With respect of the launch date for Harry Potter and the deathly hallows II, Warner bros is expected not to change the dates. There exists Nash equilibrium at this point. This is because based on research, moving the debut date would welcome competition from other debuts. However, this would not help either company. The biggest bet would be to stay put and not change the dates for the production of the new Harry Potter movie since it would be closing on a series of movies they have produced. If Harry Potter’s Deathly Hallows is moved forward even a week from the current debut date, there will be a scenario whereby their initial profits may be cut short by the debut of Paramount’s Captain America, First Avenger. If they move it back, they would be competing for profits and movie going fanatics with the Transformers debut. This shows that the debut date is in a difficult situation. Even though the July 1 weekend is enticing since it is long due to Independence Day celebrations, a move to this date would run the profits for both Warner Bros and Paramount through the mud.
With respect of the launch of Paramount’s Transformers 3D, it is most likely that they will not move the date of the launch. For them, they are most likely to try to boost sales in the premier and the subsequent weekend that will follow before the premier of Warner Bro’s Harry Porter deathly hallows. If they choose to move the dates forward, increased competition would reduce returns on investment during production. Another reason they would not want to move their date would be that their premier date sits on a weekend where most people would be willing to attend such a premier. The Independence Day weekend is long and provides a good chance to make that big buck on a weekend that will provide them with the returns that they haven looking forward to.

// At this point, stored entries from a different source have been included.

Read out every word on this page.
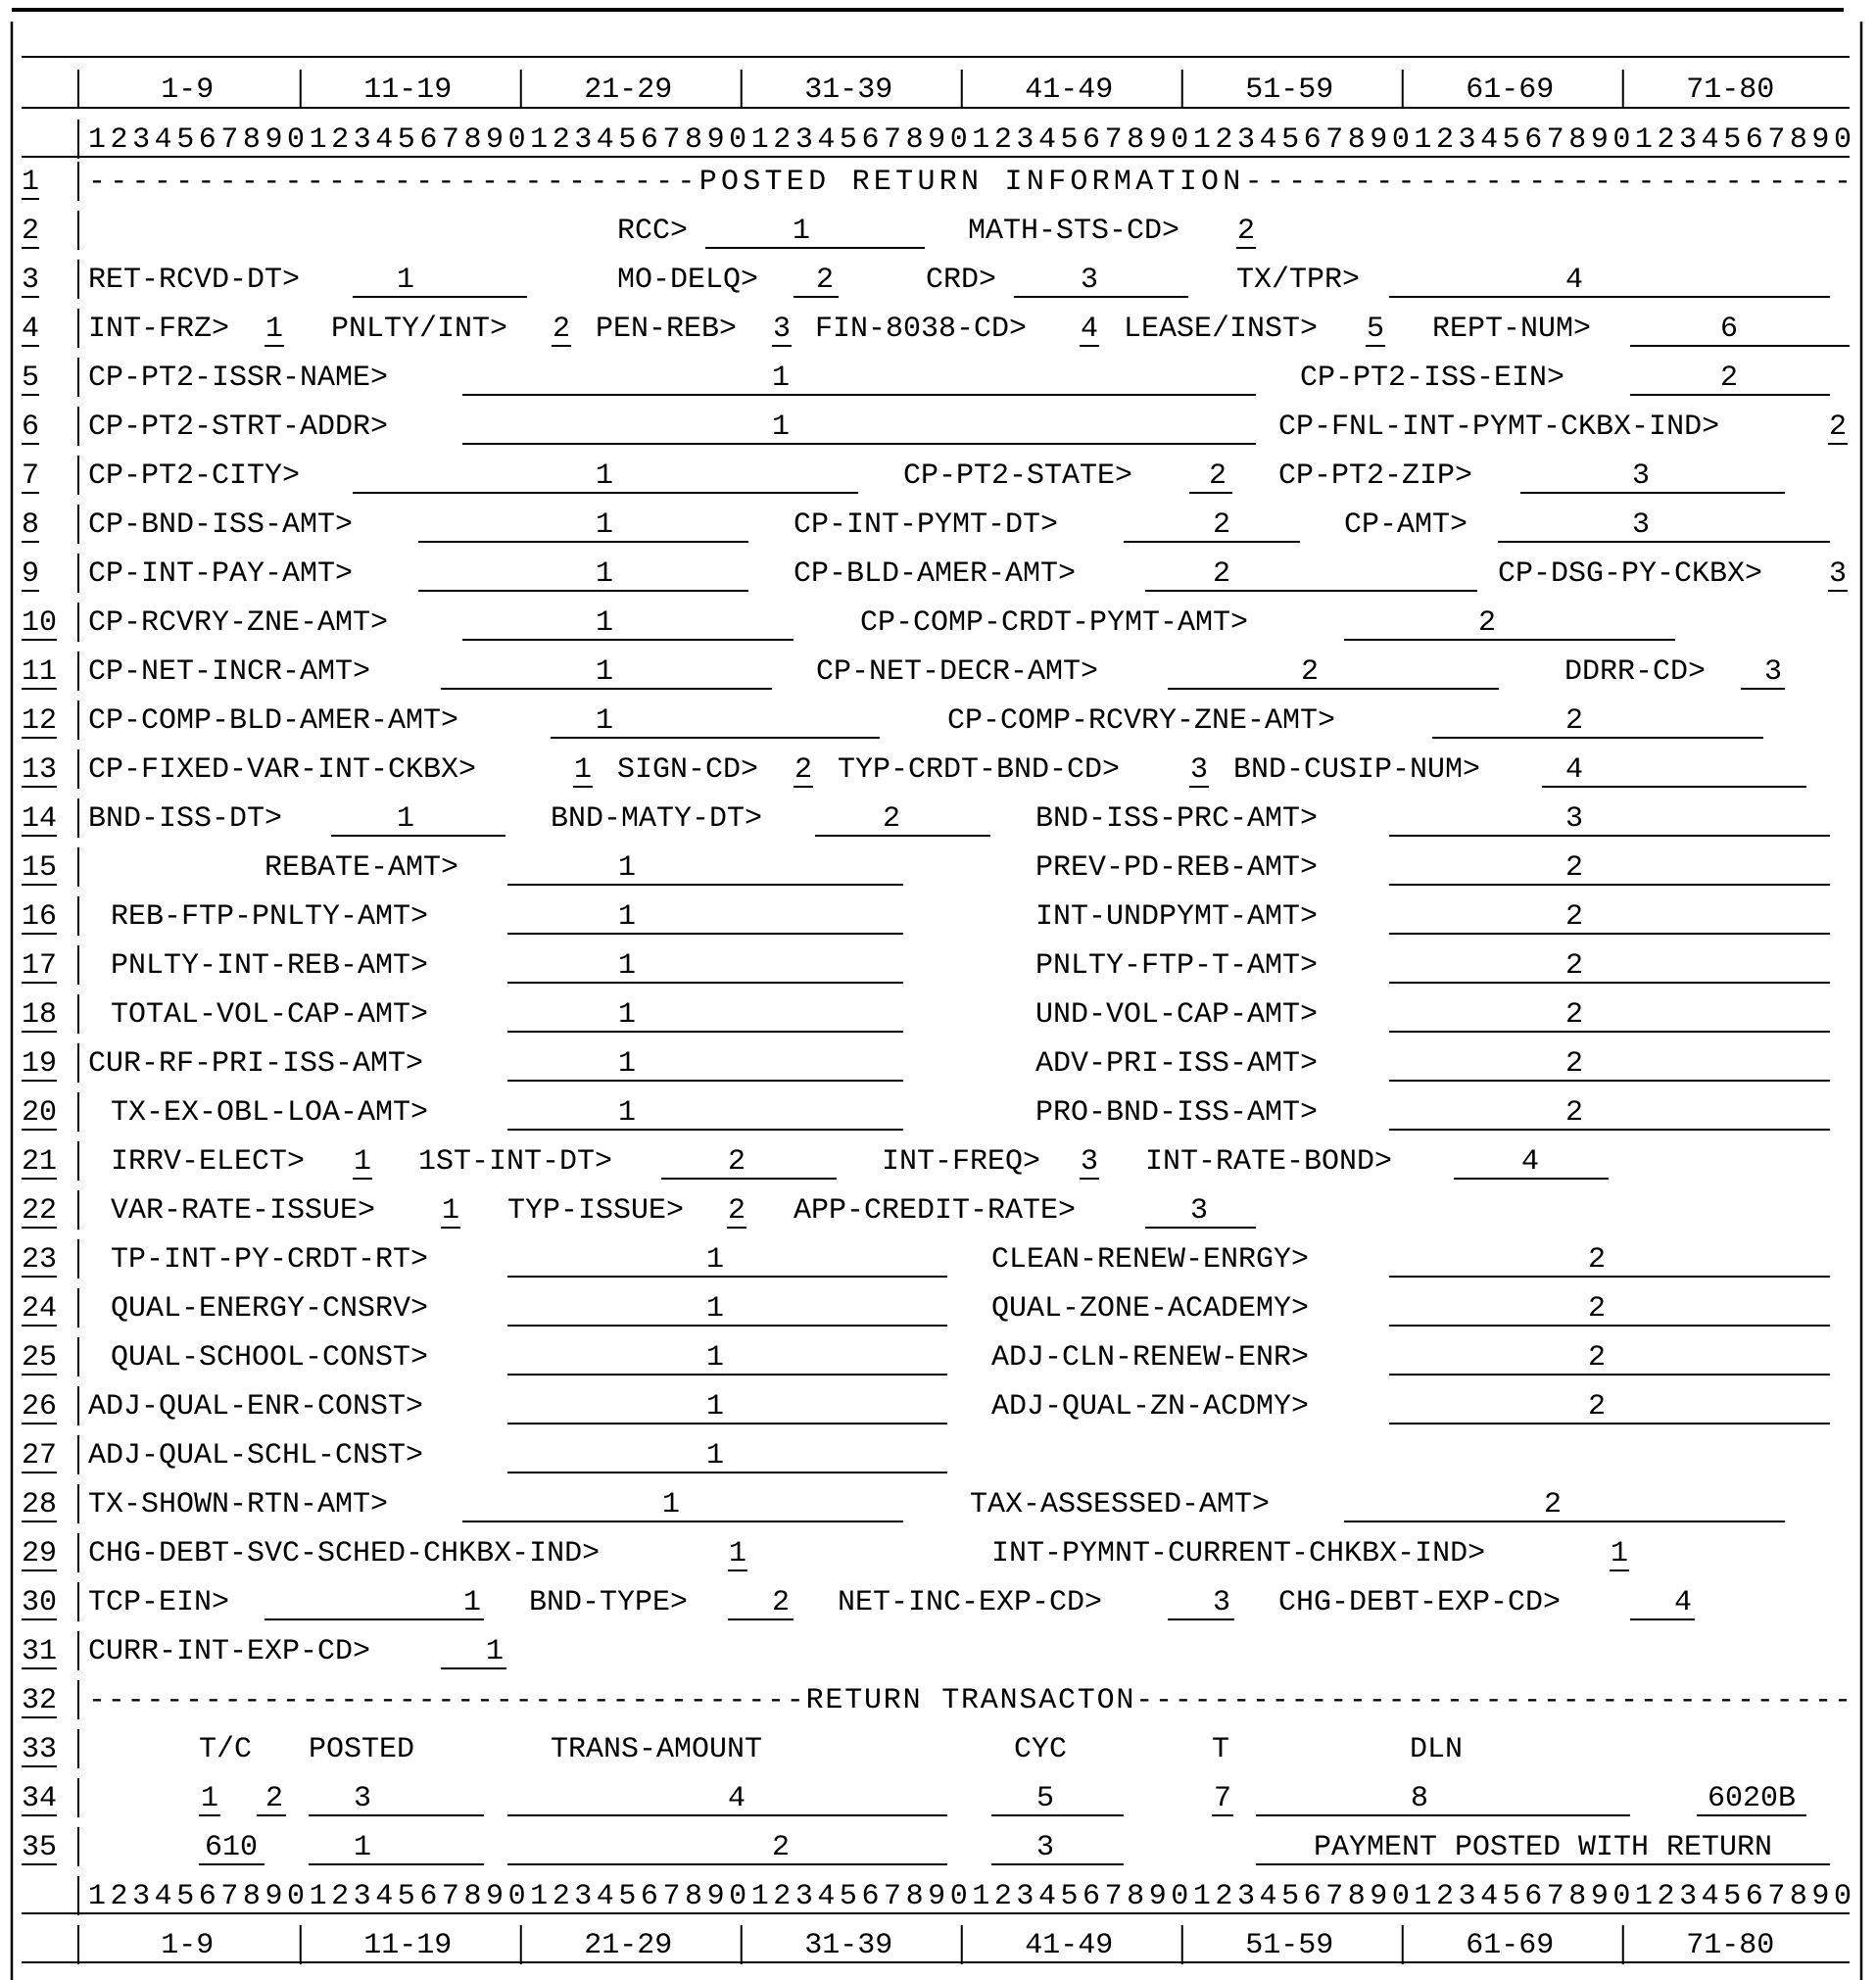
1-9	11-19	21-29	31-39	41-49	51-59	61-69	71-80
12345678901234567890123456789012345678901234567890123456789012345678901234567890
1 ----------------------------POSTED RETURN INFORMATION----------------------------
2	RCC>	1	MATH-STS-CD> 2
3 RET-RCVD-DT>	1	MO-DELQ> 2	CRD>	3	TX/TPR>	4
4 INT-FRZ> 1 PNLTY/INT> 2 PEN-REB> 3 FIN-8038-CD> 4 LEASE/INST> 5 REPT-NUM>	6
5 CP-PT2-ISSR-NAME>	1	CP-PT2-ISS-EIN>	2
6 CP-PT2-STRT-ADDR>	1	CP-FNL-INT-PYMT-CKBX-IND>	2
7 CP-PT2-CITY>	1	CP-PT2-STATE>	2 CP-PT2-ZIP>	3
8 CP-BND-ISS-AMT>	1	CP-INT-PYMT-DT>	2	CP-AMT>	3
9 CP-INT-PAY-AMT>	1	CP-BLD-AMER-AMT>	2	CP-DSG-PY-CKBX> 3
10 CP-RCVRY-ZNE-AMT>	1	CP-COMP-CRDT-PYMT-AMT>	2
11 CP-NET-INCR-AMT>	1	CP-NET-DECR-AMT>	2	DDRR-CD> 3
12 CP-COMP-BLD-AMER-AMT>	1	CP-COMP-RCVRY-ZNE-AMT>	2
13 CP-FIXED-VAR-INT-CKBX>	1 SIGN-CD> 2 TYP-CRDT-BND-CD> 3 BND-CUSIP-NUM>	4
14 BND-ISS-DT>	1	BND-MATY-DT>	2	BND-ISS-PRC-AMT>	3
15	REBATE-AMT>	1	PREV-PD-REB-AMT>	2
16 REB-FTP-PNLTY-AMT>	1	INT-UNDPYMT-AMT>	2
17 PNLTY-INT-REB-AMT>	1	PNLTY-FTP-T-AMT>	2
18 TOTAL-VOL-CAP-AMT>	1	UND-VOL-CAP-AMT>	2
19 CUR-RF-PRI-ISS-AMT>	1	ADV-PRI-ISS-AMT>	2
20 TX-EX-OBL-LOA-AMT>	1	PRO-BND-ISS-AMT>	2
21 IRRV-ELECT> 1 1ST-INT-DT>	2	INT-FREQ> 3 INT-RATE-BOND>	4
22 VAR-RATE-ISSUE> 1 TYP-ISSUE> 2 APP-CREDIT-RATE>	3
23 TP-INT-PY-CRDT-RT>	1	CLEAN-RENEW-ENRGY>	2
24 QUAL-ENERGY-CNSRV>	1	QUAL-ZONE-ACADEMY>	2
25 QUAL-SCHOOL-CONST>	1	ADJ-CLN-RENEW-ENR>	2
26 ADJ-QUAL-ENR-CONST>	1	ADJ-QUAL-ZN-ACDMY>	2
27 ADJ-QUAL-SCHL-CNST>	1
28 TX-SHOWN-RTN-AMT>	1	TAX-ASSESSED-AMT>	2
29 CHG-DEBT-SVC-SCHED-CHKBX-IND>	1	INT-PYMNT-CURRENT-CHKBX-IND>	1
30 TCP-EIN>	1 BND-TYPE>	2 NET-INC-EXP-CD>	3 CHG-DEBT-EXP-CD>	4
31 CURR-INT-EXP-CD>	1
32 -------------------------------------RETURN TRANSACTON-------------------------------------
33	T/C POSTED	TRANS-AMOUNT	CYC	T	DLN
34	1 2 3	4	5	7	8	6020B
35	610	1	2	3	PAYMENT POSTED WITH RETURN
1-9	11-19	21-29	31-39	41-49	51-59	61-69	71-80
12345678901234567890123456789012345678901234567890123456789012345678901234567890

When releasing a movie, there are many considerations to be made. The biggest consideration is the target returns to be made. This will be determined by the date of debut, the type of competition expected from other debuts, as well as the timetable of other movies being debut by the same company. For big returns, the premier is usually the point of focus. This is because the cinemas will only be receiving a 10% cut from ticket sale with a $10,000 renting. This would translate to a killing if the premier records large number in attendance. Subsequent to that, the cinemas would increase by 10% with every weekend they show the production, hence diminishing returns on the part of the producing company. Again, one would not want to premier a movie in the same weekend as a movie considered as serious competition, since the cinemas would be forced to choose which movie to show and therefore loose on the high returns made on a premier. One would also want to space movies that one have produced in order to reduce chances of inside competition from the same brand.
In this case, the prediction is that both premier dates will not change. Each of these companies know the importance of the premier date and that changing to any date other than what they have currently stated will bring competition that may force them to fold due to low returns and profit.